Orbital textures and charge density waves in transition metal dichalcogenides

TL;DR

This paper uncovers the complex orbital textures associated with charge density waves in 1T-TaS2, demonstrating how manipulating orbital order can switch electronic properties, paving the way for advanced orbitronic devices.

Contribution

It reveals the previously unknown orbital textures involved in CDWs in 1T-TaS2 and shows how stacking configurations can control electronic states.

Findings

Identification of complex orbital textures in 1T-TaS2 CDWs

Demonstration of switching between metallic and semiconducting states

Potential for developing ultra-fast, miniaturized orbitronic devices

Abstract

Low-dimensional electron systems, as realized naturally in graphene or created artificially at the interfaces of heterostructures, exhibit a variety of fascinating quantum phenomena with great prospects for future applications.
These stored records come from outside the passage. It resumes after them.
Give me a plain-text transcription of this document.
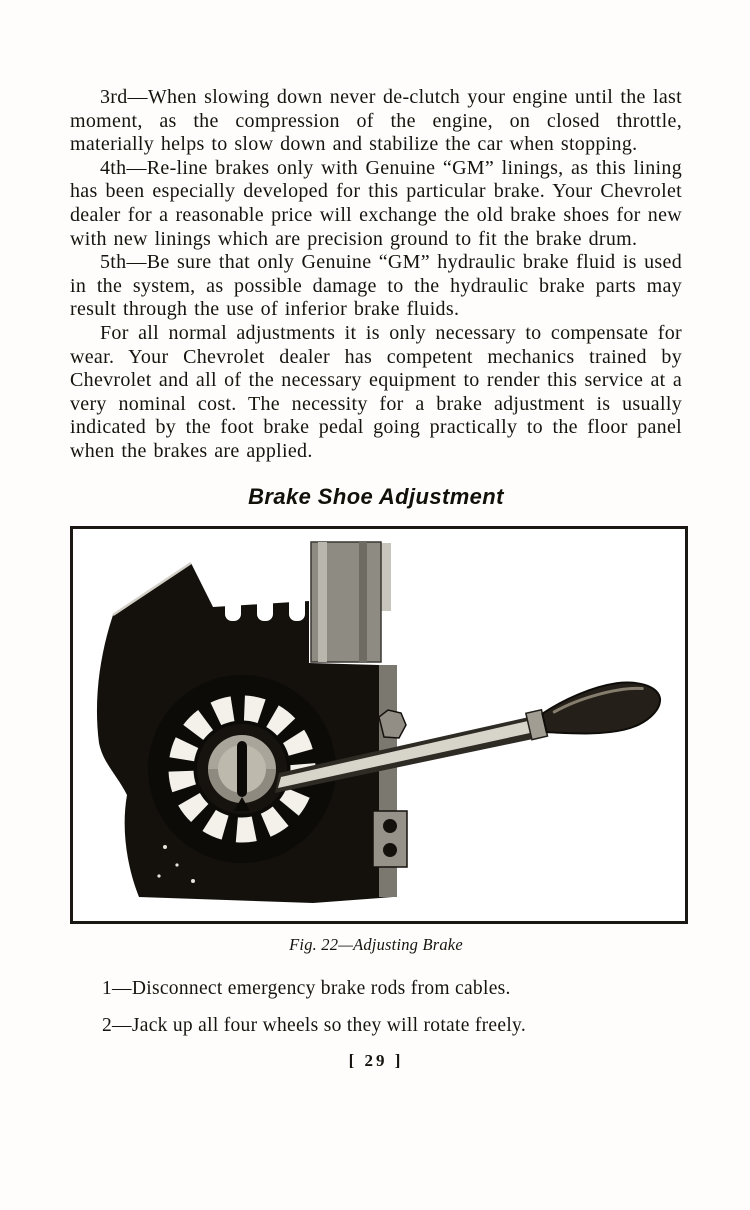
3rd—When slowing down never de-clutch your engine until the last moment, as the compression of the engine, on closed throttle, materially helps to slow down and stabilize the car when stopping.

4th—Re-line brakes only with Genuine “GM” linings, as this lining has been especially developed for this particular brake. Your Chevrolet dealer for a reasonable price will exchange the old brake shoes for new with new linings which are precision ground to fit the brake drum.

5th—Be sure that only Genuine “GM” hydraulic brake fluid is used in the system, as possible damage to the hydraulic brake parts may result through the use of inferior brake fluids.

For all normal adjustments it is only necessary to compensate for wear. Your Chevrolet dealer has competent mechanics trained by Chevrolet and all of the necessary equipment to render this service at a very nominal cost. The necessity for a brake adjustment is usually indicated by the foot brake pedal going practically to the floor panel when the brakes are applied.

Brake Shoe Adjustment
Fig. 22—Adjusting Brake

1—Disconnect emergency brake rods from cables.

2—Jack up all four wheels so they will rotate freely.

[ 29 ]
Once electrons are confined to low dimensions, they also tend to spontaneously break the symmetry of the underlying nuclear lattice by forming so-called density waves; a state of matter that currently attracts enormous attention because of its relation to various unconventional electronic properties. In this study we reveal a remarkable and surprising feature of charge density waves (CDWs), namely their intimate relation to orbital order. For the prototypical material 1T-TaS2 we not only show that the CDW within the two-dimensional TaS2-layers involves previously unidentified orbital textures of great complexity. We also demonstrate that two metastable stackings of the orbitally ordered layers allow to manipulate salient features of the electronic structure. Indeed, these orbital effects enable to switch the properties of 1T-TaS2 nanostructures from metallic to semiconducting with technologically pertinent gaps of the order of 200 meV. This new type of orbitronics is especially relevant for the ongoing development of novel, miniaturized and ultra-fast devices based on layered transition metal dichalcogenides.